Pompeo recently emphasized their efforts to form a “moderate, nationalist” government that would serve all Iraqis and one that “includes all communities and serves all of the Iraqi people.”
The efforts of Pompeo in Iraq were firmly with Iran in mind as he denounced the role of Iran in the region while stressing labeling Iran the “largest state sponsor of terror.”
This Washington theme against Iran continued as U.S. President Donald Trump lashed out Iranian leaders in a speech at the United Nations General Assembly this week, accusing them of sowing “chaos, death and destruction,” and urged nations to isolate the Iranian regime.
As Iraqis hope for a breakthrough in government formation, the U.S.-Iranian rivalry in Iraq will only intensify. Tehran has the vital cards to cast instability and to especially undermine U.S. interests.
As the recent Basra protests showed, it’s easy to direct anger at Iran, or the U.S. for that matter, but it’s time for the Iraqi politicians to come to fore, take true responsibility and finally deliver.
There have been too many false dawns, broken promises, weak and corrupt governments, dogged by policies of sectarianism. Ultimately, the only side that loses is the general population.
As the protesters’ anger has shown, the public has become indifferent to government formation or political affiliations.
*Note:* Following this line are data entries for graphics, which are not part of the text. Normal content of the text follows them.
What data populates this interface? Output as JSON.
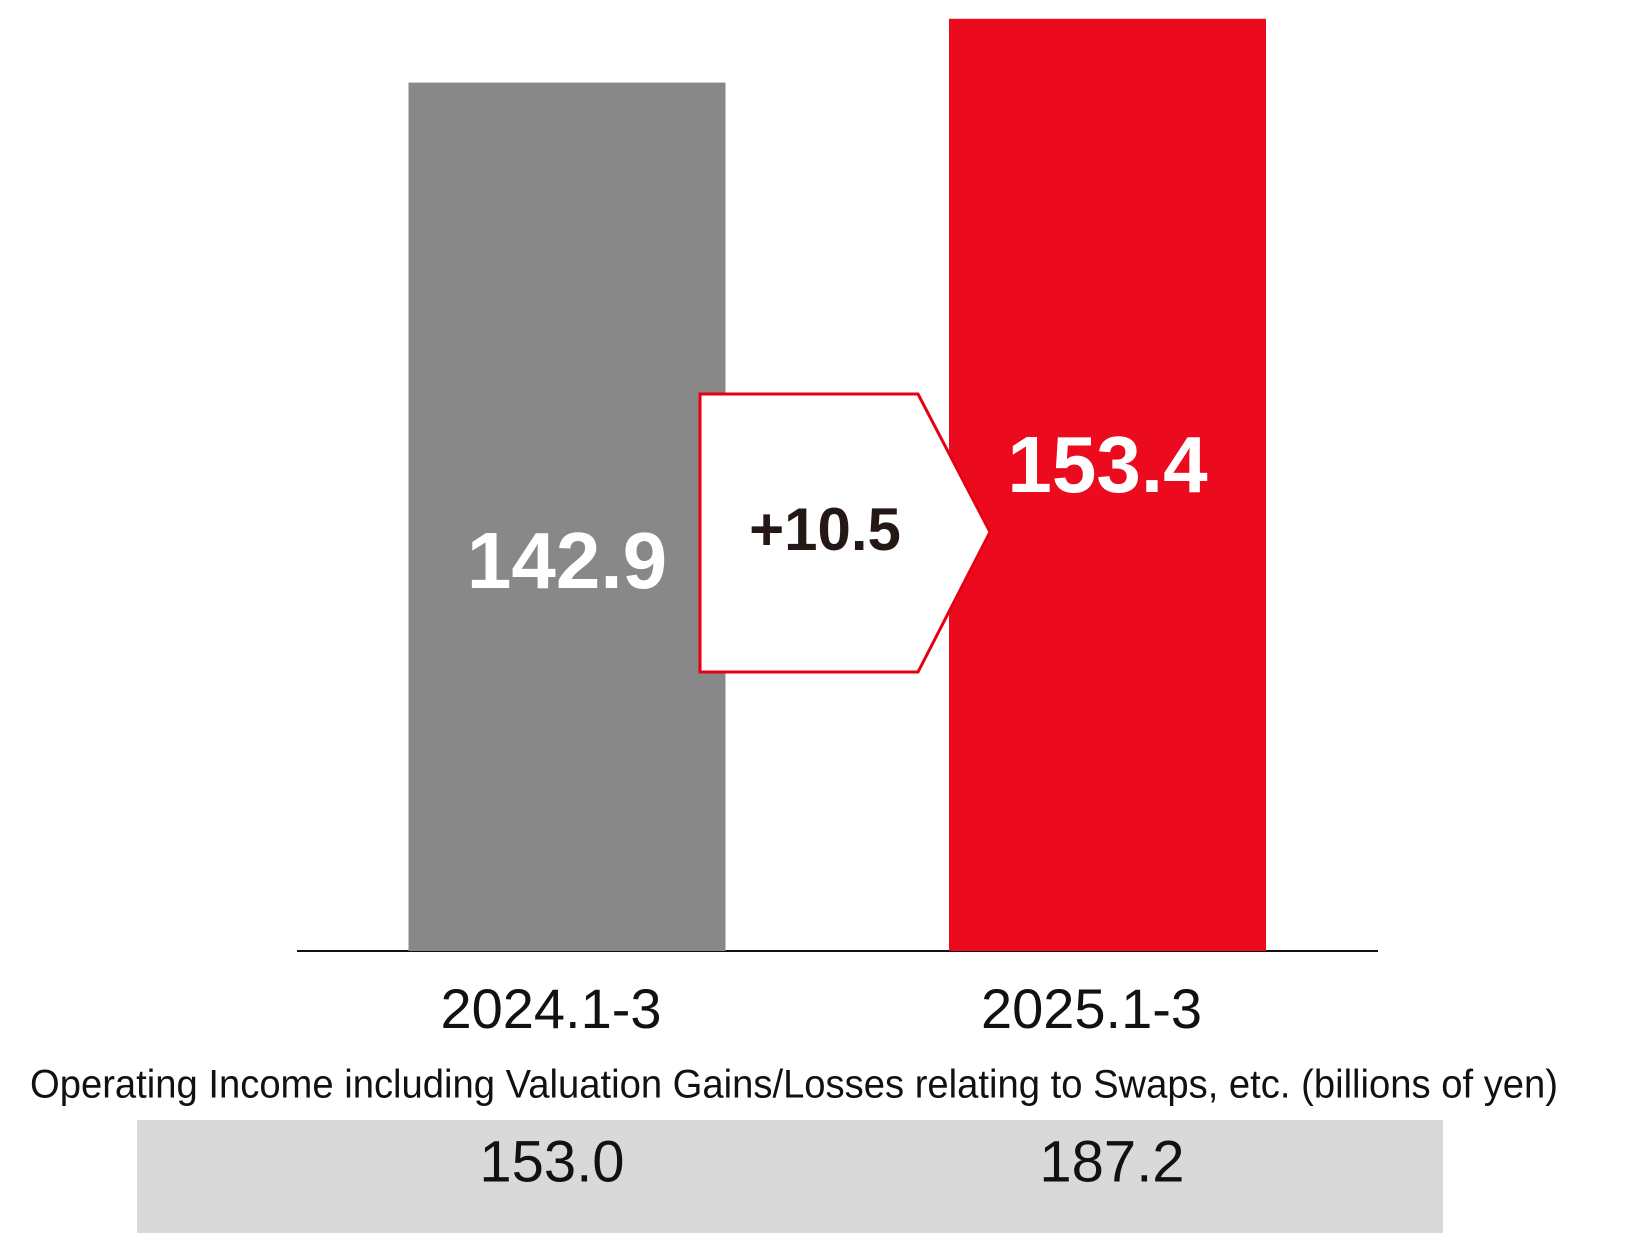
{
  "chart_data": {
    "type": "bar",
    "categories": [
      "2024.1-3",
      "2025.1-3"
    ],
    "values": [
      142.9,
      153.4
    ],
    "colors": [
      "#888888",
      "#eb0a1e"
    ],
    "ylim": [
      0,
      156
    ],
    "annotation": "+10.5",
    "note": "Operating Income including Valuation Gains/Losses relating to Swaps, etc.  (billions of yen)",
    "table": {
      "values": [
        153.0,
        187.2
      ],
      "value_labels": [
        "153.0",
        "187.2"
      ]
    }
  }
}
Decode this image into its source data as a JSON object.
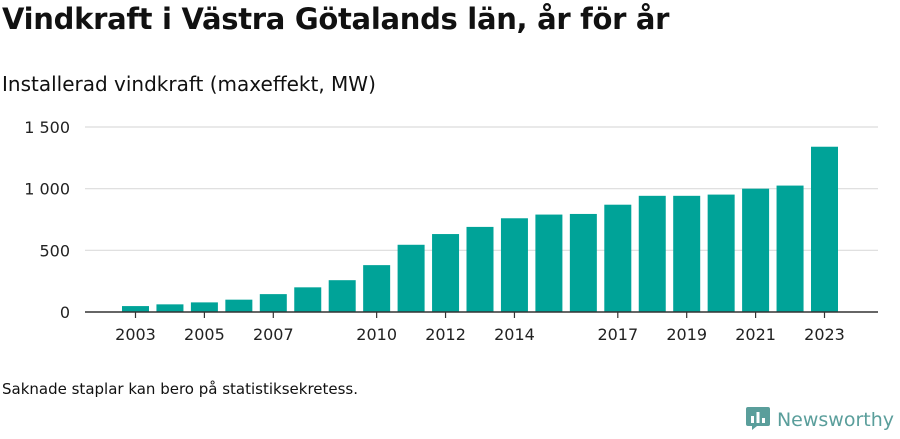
{
  "title": "Vindkraft i Västra Götalands län, år för år",
  "subtitle": "Installerad vindkraft (maxeffekt, MW)",
  "footnote": "Saknade staplar kan bero på statistiksekretess.",
  "brand": {
    "name": "Newsworthy",
    "logo_icon": "bar-chart-speech-bubble-icon",
    "color": "#5a9e9b"
  },
  "chart_data": {
    "type": "bar",
    "color": "#00a398",
    "categories": [
      "2003",
      "2004",
      "2005",
      "2006",
      "2007",
      "2008",
      "2009",
      "2010",
      "2011",
      "2012",
      "2013",
      "2014",
      "2015",
      "2016",
      "2017",
      "2018",
      "2019",
      "2020",
      "2021",
      "2022",
      "2023"
    ],
    "values": [
      48,
      62,
      78,
      100,
      145,
      200,
      258,
      380,
      545,
      632,
      690,
      760,
      790,
      795,
      870,
      942,
      942,
      952,
      1000,
      1025,
      1340
    ],
    "xtick_labels": [
      "2003",
      "2005",
      "2007",
      "2010",
      "2012",
      "2014",
      "2017",
      "2019",
      "2021",
      "2023"
    ],
    "yticks": [
      0,
      500,
      1000,
      1500
    ],
    "ytick_labels": [
      "0",
      "500",
      "1 000",
      "1 500"
    ],
    "ylim": [
      0,
      1500
    ],
    "grid": true,
    "xlabel": "",
    "ylabel": ""
  }
}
These count for little when one is unemployed, has poor electricity supply, contaminated water and lacks other basic services.
The failure of Baghdad and the provinces to provide these basic services matters far more to Iraqis than sectarian or regional concerns.
The rise of Daesh and the destruction of Mosul and many other cities should serve as a wake-up call to Iraqi politicians. Iraq can ill afford to ignore these grave lessons once more.